他の誰かとエマが結ばれる未来など、ありはしなかったのだ。
「こうした愛し方は、一般的ではないだろう」
シラーはコツコツと机を指で叩き、苛立ったように早口になった。
「既婚者であれば相手を殺し、だれよりも傍に侍る。想い叶わぬ相手ならば閉じ込めるか、眺めるか、共に死ぬか…そんなレンゲフェルトの性質を示しているとしたら」
かつてシャルロッテに公爵夫人達の手記を読ませたのは、もちろん貴族社会の勉強をさせる意味合いだ。ただ、ほんの少しだけ、公爵家の血の性質についてを悟らせようという僅かながらの親心を込めてもいた。
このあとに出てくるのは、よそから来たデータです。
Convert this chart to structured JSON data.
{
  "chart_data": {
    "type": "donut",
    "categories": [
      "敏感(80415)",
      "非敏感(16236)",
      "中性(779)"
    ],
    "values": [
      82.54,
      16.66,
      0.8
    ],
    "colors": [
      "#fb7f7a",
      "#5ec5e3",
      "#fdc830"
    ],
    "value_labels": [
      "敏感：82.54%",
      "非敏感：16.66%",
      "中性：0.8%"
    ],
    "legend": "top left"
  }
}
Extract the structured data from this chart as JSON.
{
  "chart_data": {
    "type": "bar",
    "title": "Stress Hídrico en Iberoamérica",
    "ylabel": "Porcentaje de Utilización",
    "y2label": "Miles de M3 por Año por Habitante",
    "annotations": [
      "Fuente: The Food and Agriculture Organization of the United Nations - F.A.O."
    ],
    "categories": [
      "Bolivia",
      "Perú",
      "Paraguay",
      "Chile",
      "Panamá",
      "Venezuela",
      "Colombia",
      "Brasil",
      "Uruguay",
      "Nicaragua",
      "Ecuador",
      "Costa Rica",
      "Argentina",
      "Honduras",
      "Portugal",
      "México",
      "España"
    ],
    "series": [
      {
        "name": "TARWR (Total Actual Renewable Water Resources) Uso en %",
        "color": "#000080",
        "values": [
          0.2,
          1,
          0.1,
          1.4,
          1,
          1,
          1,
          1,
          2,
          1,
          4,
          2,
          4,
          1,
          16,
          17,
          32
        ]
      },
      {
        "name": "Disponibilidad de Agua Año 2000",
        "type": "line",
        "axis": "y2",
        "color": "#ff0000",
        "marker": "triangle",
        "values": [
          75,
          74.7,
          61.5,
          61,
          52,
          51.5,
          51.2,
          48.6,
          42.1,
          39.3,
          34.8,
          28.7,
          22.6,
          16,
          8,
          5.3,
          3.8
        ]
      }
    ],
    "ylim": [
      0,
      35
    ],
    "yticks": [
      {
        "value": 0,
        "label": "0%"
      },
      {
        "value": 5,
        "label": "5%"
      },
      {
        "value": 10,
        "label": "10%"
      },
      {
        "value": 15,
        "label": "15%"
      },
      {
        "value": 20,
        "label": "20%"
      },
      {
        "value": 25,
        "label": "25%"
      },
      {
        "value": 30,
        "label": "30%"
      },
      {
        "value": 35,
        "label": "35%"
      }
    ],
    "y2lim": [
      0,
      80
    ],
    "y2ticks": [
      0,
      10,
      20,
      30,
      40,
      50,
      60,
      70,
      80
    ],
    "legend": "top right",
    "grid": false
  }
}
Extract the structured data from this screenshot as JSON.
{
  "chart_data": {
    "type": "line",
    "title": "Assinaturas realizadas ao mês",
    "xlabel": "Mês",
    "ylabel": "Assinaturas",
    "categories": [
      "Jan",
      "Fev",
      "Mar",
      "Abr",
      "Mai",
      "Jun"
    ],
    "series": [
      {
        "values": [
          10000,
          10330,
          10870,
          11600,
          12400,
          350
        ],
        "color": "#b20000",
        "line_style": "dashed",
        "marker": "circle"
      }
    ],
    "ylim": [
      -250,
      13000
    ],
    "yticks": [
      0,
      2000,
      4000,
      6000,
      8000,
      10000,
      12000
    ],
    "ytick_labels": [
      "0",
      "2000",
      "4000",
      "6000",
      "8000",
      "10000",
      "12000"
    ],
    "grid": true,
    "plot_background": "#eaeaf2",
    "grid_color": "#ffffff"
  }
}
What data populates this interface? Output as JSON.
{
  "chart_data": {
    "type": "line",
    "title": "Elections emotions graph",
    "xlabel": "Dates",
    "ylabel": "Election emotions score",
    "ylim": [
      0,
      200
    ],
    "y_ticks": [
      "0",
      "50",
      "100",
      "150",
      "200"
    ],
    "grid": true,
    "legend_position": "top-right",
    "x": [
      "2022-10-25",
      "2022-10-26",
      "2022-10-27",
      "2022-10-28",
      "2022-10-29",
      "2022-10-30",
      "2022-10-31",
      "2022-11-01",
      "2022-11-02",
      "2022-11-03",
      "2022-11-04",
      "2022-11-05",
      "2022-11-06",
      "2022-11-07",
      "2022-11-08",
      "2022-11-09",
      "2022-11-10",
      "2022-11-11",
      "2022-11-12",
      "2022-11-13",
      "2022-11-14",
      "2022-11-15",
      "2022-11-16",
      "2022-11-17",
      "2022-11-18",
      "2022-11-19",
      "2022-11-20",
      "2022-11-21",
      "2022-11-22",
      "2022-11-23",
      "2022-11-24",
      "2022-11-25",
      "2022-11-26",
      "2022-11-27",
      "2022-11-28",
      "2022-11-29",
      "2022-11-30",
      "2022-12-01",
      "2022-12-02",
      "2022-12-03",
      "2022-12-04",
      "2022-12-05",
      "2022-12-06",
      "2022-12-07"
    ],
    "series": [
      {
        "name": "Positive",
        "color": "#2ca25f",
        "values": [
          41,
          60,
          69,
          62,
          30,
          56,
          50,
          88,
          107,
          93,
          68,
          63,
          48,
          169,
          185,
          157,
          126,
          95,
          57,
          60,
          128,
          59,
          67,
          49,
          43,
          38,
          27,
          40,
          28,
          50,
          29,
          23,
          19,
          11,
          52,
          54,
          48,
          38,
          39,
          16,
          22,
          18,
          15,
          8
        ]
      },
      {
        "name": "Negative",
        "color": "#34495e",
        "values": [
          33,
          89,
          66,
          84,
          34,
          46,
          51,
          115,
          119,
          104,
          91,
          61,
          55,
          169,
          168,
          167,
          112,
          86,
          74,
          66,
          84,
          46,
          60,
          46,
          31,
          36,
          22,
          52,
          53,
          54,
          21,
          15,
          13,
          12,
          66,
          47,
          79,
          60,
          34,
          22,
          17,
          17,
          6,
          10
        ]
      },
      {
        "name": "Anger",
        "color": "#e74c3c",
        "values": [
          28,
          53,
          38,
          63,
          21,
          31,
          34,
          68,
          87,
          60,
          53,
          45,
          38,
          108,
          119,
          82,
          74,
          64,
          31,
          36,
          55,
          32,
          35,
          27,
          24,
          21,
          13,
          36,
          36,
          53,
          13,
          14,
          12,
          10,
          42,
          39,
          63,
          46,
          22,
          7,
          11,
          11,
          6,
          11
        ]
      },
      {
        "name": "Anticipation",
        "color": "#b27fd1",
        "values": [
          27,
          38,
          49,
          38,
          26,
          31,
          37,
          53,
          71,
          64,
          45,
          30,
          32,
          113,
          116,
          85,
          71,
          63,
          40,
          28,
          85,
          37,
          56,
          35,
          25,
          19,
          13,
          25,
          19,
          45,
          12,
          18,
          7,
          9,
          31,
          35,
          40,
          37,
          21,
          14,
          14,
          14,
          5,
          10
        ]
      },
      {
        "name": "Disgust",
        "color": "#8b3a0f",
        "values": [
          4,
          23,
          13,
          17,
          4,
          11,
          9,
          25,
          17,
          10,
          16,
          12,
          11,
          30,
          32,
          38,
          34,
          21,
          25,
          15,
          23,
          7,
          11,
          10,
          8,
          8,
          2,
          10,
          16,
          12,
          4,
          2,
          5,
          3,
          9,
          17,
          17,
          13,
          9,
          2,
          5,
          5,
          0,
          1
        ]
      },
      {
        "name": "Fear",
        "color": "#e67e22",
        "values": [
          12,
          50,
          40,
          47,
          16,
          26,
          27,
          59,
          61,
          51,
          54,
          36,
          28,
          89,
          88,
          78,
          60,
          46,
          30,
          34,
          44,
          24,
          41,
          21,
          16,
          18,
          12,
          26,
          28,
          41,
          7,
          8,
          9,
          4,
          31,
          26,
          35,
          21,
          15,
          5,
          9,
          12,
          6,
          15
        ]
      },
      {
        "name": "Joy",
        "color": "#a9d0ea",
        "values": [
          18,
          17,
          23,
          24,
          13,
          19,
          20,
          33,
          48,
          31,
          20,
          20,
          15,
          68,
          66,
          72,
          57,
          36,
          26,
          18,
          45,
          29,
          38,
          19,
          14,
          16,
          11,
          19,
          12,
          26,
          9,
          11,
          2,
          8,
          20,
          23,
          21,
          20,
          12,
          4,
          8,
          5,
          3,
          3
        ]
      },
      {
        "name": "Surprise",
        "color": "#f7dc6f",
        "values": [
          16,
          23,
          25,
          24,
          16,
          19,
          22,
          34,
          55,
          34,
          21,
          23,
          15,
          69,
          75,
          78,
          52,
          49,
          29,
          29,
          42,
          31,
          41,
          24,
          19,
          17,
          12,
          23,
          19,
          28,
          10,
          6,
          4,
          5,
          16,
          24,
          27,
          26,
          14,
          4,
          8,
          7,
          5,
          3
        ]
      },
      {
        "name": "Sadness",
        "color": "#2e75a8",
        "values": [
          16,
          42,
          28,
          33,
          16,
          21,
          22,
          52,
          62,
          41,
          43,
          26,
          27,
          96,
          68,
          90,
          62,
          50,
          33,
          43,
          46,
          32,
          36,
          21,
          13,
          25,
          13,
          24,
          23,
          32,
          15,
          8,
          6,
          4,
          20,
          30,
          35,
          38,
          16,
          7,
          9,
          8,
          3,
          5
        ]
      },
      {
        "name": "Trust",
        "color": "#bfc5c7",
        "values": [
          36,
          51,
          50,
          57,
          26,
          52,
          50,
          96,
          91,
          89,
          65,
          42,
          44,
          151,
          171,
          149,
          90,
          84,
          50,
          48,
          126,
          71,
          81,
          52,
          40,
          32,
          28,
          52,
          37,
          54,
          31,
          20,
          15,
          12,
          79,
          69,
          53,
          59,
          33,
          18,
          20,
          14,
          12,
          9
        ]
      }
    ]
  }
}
「クリストフは…間違いなくレンゲフェルトの血が濃い」
「幼少の頃から、クリストフ様は聡明でいらっしゃいましたからねぇ」
今は失われてしまった魔法。かつてはそのために使われていた魔力は、人の脳を活性化させている。魔力の多い子どもは能力が高くなるというのは一般常識で、レンゲフェルトにおいては血の濃さを示す指標ともなっていた。
「そしてあいつは…シャルロッテを慕っているだろう」
「坊ちゃまのお気持ちがどのように変化するかは分かりませんが、お嬢様のことは大切に思われてます」
「おかげでエマとも安心して会わせることができて良い。あいつはシャルロッテの方が好きそうだからな」
「息子にまで嫉妬するのは流石に如何なものかと思います」
気安い二人のポンポンと交わされる会話。真顔で冗談ともつかぬ言葉を言うシラーに、ちょっと呆れたようでありながらも敬愛の念は崩れぬグウェインの温かな眼差し。しばらくグダグダと下らぬ話を続けた二人だが、シラーはふいに話を本筋に引き戻した。
「その教師とやらは、誰に執着しているのだろう」
「その平民であれば良いですが」
「そんな血筋は、レンゲフェルト以外に聞いたことはないがな…」
「まだ、純粋に親戚だという可能性もあります」
「どうだかな…ただ、厄介そうな気配がする」
コツ、コツ、コツと、シラーの机を叩く音だけが響いていた。